Bakan Davutoğlu kafayı taktı bir kere, bugüne kadar ‘halktan kopuk olmakla’ sürekli eleştiri yağmuruna tutulan, hatta bu yüzden ‘monşer’ yaftası yiyen büyükelçileri, halkla kaynaştıracak. Ve bunun için iyi bir başlangıç yapıp, Mardin’i seçiyor ve kamu diplomasisi yolunda ilk adımını atıyor. Başarıyor da. “Ayyy, üstüm toz olacak. Pantolonuma her an sümük bulaşabilir. Ahıra giremem, üstüm kokar” türünden esprilere konu olan monşerlerden, bugün neredeyse hiç kalmadığını halkın da anlaması lazım ya, anlıyorlar işte. Galiba onlar artık, Dışişleri’nin hiç kimsenin uğramadığı odalarında çürümekle meşgul. Ya da çoktan çürüdüler gittiler. Çürümeyenlerin icabına da Davutoğlu sıkı bakacak gibi görünüyor.
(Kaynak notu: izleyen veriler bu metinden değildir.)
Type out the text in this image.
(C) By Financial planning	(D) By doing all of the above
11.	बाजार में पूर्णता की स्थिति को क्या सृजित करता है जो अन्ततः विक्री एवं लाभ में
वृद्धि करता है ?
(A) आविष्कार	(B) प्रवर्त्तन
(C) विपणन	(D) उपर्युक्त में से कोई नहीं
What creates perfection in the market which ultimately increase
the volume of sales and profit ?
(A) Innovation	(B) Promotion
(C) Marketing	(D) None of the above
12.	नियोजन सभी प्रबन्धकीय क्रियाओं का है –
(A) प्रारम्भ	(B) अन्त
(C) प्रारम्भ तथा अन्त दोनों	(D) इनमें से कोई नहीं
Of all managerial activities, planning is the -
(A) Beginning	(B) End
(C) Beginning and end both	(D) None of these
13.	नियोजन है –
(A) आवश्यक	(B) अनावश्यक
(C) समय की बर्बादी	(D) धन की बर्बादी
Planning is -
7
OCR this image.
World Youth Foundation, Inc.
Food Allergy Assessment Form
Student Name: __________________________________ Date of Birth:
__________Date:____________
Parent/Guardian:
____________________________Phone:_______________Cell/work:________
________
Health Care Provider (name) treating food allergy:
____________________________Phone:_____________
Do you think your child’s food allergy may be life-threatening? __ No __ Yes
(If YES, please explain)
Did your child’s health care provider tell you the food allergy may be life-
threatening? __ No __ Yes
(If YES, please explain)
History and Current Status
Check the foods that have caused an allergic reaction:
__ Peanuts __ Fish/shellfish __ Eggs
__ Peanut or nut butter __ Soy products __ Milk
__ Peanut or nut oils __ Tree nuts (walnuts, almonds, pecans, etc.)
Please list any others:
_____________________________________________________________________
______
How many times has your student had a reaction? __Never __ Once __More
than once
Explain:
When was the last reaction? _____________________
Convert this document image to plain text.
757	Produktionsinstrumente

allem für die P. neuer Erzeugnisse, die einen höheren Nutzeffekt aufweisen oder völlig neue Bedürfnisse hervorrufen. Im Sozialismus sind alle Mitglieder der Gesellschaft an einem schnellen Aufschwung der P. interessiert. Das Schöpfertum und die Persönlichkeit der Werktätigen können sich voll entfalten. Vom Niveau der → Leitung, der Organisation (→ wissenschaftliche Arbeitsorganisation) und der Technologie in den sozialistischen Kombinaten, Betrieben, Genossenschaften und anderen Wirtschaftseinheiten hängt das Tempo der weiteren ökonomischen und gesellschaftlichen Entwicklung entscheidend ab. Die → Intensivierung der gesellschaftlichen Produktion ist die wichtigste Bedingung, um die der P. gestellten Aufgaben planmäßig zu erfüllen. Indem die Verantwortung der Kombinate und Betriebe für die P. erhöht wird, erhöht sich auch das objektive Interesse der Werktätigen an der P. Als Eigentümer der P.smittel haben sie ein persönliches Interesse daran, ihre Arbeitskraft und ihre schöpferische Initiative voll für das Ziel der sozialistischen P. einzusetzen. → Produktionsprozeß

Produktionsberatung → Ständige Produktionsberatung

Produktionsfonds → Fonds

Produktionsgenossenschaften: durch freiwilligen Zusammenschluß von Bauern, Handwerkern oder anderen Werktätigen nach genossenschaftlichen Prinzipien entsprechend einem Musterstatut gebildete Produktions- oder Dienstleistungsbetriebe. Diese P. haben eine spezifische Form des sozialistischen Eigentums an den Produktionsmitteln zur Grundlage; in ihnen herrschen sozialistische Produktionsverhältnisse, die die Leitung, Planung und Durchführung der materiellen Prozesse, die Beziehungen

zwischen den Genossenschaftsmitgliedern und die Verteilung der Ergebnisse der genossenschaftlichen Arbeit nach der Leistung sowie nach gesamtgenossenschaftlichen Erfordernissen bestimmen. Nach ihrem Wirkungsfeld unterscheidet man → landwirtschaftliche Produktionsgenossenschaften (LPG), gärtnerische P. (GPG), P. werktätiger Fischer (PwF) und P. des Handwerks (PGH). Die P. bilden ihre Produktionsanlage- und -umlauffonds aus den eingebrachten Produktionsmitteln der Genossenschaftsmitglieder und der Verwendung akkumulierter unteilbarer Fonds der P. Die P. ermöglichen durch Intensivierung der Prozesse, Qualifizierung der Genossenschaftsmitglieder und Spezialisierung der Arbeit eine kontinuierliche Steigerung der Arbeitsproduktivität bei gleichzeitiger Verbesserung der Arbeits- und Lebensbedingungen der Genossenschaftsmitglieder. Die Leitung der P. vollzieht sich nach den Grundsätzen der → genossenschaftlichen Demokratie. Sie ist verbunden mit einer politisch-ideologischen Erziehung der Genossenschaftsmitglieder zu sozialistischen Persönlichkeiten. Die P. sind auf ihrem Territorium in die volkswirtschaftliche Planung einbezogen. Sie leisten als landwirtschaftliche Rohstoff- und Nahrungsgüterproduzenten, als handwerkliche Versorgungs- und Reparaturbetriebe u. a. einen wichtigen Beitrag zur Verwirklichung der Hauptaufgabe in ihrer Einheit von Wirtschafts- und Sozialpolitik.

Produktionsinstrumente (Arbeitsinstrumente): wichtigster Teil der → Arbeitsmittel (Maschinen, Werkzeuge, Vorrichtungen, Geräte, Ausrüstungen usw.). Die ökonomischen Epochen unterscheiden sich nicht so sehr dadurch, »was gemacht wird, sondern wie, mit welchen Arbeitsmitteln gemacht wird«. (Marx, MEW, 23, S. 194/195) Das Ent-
Mardin öyle bir kent ki, çoğumuzun içine işleyen satırların yazarı Murathan Mungan’ın kenti bir kere. Mezopotomya topraklarından çıkmış da, bugün yazıları, şiirleri neredeyse tüm Avrupa ve Doğu dillerine çevrilen bir yazar. Onu önümüzdeki günlerde Davutoğlu’ndan da sık sık duyacaksınız, çünkü o da Murathan Mungan’ın Mardin’i Mardin yapan unsurlardan biri olduğuna inanıyor. Hatta bakın Davutoğlu’nun aktif-dinamik basın müşaviri arkadaşımız Osman Sert’ten “Hilal, Bakan Bey seni bir Mungan seansına çağırırsa hiç şaşırma” esprisi geldiyse, bu iş olmuş demektir.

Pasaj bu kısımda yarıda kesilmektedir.